Eighteen days after the protests officially began here, the Occupy Wall Street movement seems to be picking up steam in its spread to other cities. There have been protestors in other cities for more than a week — the Chicago Occupy Wall Street began on September 24, for instance — and it's mostly other large metropolises where demonstrations have begun: Boston, St. Louis, Kansas City, and Los Angeles, for instance.
But there are plans, at least, to start protesting in smaller cities, too. Occupy Together, the official site for the Occupy Wall Street franchising process, shows pins in the map where protests have sprung up: Joplin, Missouri; Fargo, North Dakota; Allentown, Pennsylvania; and more.
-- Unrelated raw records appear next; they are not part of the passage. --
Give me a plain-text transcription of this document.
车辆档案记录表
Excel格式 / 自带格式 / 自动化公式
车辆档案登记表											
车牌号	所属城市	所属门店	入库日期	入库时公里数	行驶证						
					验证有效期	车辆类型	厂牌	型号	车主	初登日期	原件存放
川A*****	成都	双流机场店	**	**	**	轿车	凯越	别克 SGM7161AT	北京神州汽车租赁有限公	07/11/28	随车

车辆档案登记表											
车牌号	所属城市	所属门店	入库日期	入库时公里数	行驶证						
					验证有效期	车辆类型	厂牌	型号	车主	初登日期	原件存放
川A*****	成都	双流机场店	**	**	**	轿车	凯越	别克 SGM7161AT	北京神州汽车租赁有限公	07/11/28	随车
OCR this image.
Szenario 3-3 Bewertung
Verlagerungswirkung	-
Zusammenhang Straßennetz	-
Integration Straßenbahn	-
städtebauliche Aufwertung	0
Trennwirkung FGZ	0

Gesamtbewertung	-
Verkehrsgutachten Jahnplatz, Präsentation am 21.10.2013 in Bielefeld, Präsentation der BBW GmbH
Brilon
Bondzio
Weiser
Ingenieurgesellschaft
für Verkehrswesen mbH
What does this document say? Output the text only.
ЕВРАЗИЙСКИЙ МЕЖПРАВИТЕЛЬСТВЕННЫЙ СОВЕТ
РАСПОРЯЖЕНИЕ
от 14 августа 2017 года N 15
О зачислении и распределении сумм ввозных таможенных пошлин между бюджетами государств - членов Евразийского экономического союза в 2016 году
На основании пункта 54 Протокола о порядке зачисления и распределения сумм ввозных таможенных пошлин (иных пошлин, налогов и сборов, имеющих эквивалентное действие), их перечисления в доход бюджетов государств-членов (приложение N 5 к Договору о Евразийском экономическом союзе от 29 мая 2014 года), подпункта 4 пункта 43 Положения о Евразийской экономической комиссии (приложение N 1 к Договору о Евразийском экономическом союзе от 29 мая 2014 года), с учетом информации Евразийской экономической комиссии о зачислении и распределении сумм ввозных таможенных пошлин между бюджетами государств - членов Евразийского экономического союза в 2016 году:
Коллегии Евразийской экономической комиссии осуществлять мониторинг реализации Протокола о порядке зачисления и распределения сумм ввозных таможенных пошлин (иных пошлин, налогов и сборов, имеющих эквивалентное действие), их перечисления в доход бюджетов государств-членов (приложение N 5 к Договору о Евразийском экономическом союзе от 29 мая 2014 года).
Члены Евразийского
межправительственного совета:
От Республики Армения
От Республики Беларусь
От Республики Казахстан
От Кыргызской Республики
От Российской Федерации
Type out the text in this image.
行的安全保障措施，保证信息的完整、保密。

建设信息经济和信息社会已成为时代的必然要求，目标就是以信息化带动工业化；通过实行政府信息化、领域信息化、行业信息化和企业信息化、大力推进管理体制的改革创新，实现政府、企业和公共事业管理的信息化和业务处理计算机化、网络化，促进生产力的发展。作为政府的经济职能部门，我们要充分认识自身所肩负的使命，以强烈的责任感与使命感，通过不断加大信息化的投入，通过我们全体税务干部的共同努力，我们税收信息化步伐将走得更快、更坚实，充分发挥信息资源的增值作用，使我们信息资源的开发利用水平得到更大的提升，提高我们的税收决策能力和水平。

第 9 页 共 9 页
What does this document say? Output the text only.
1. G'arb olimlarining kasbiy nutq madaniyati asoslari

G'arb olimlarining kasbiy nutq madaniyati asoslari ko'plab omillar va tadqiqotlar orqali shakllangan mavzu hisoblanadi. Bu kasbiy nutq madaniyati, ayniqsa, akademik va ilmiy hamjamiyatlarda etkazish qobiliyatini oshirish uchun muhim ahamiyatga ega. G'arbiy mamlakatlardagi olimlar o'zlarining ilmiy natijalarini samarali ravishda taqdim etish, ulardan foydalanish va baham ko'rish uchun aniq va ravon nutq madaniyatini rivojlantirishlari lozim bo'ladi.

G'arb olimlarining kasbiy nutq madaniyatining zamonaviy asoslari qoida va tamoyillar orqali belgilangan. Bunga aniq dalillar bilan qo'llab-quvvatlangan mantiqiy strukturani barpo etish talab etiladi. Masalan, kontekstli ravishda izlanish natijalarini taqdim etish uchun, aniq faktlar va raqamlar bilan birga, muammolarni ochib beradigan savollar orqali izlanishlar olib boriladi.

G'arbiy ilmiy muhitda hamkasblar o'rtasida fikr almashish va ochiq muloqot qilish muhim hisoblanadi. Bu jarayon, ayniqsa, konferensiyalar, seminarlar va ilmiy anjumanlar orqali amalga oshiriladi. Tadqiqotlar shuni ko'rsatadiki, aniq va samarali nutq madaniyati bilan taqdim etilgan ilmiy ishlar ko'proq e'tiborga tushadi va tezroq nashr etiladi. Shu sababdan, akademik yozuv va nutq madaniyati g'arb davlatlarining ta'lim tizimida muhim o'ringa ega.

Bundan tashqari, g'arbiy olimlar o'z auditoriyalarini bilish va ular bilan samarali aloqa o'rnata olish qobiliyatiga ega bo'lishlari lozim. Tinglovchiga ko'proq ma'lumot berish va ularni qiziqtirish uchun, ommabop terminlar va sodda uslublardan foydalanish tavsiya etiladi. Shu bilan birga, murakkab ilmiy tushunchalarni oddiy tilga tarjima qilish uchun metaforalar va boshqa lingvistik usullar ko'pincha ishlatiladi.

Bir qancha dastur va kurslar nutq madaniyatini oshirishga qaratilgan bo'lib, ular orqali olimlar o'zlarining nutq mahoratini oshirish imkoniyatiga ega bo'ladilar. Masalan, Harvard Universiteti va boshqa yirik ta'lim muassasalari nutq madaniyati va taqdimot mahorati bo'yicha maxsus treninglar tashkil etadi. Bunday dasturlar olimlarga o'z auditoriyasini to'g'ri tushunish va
They're mostly much smaller than the mothership protests so far. A dozen people were outside the Chicago Federal Reserve on Monday, perhaps twice that in St. Louis, as many as 400 in Los Angeles. A Washington, D.C. group plans to "Occupy K Street" — though the actual encampment will be outside of the White House.
Some of the spread is thanks to social media, of course. The Occupy Wall Street main group has been especially active on Twitter. And it's starting to get tons of attention in the old-fashioned mainstream press, too, especially after more than 700 people were arrested here on Saturday. But there also seems to be a group of people who traveled to New York for the protests, then decided to spearhead similar efforts in their hometown.
Meanwhile, back at the ranch, the protests seem to be at the very least vaguely on the radar of the people running Wall Street. The Times' Andrew Ross Sorkin, more used to reporting on the goings-on inside banks than the demonstrations outside of them, decided that it was time for him to get to the bottom of these things. Actually, more like a bank CEO decided that it was time for the Sorkin version of these things:
I had gone down to Zuccotti Park to see the activist movement firsthand after getting a call from the chief executive of a major bank last week, before nearly 700 people were arrested over the weekend during a demonstration on the Brooklyn Bridge
“Is this Occupy Wall Street thing a big deal?” the C.E.O. asked me. I didn’t have an answer. “We’re trying to figure out how much we should be worried about all of this,” he continued, clearly concerned. “Is this going to turn into a personal safety problem?”
Sorkin investigated. He made some important new discoveries. He discovered that people aren't happy about income inequality, and they like to express that with bombastic comments like “I think a good deal of the bankers should be in jail.” But he also saw one person using an ATM, a detail sure to warm the heart of his CEO friend–assignment editor. Another person flew there on a corporate-owned airline.
At the end of Sorkin's tour around Zucotti park, he concluded that " it was clear to me that most bankers probably don’t have to worry about being in imminent personal danger." Whew. Glad someone got to the heart of the story.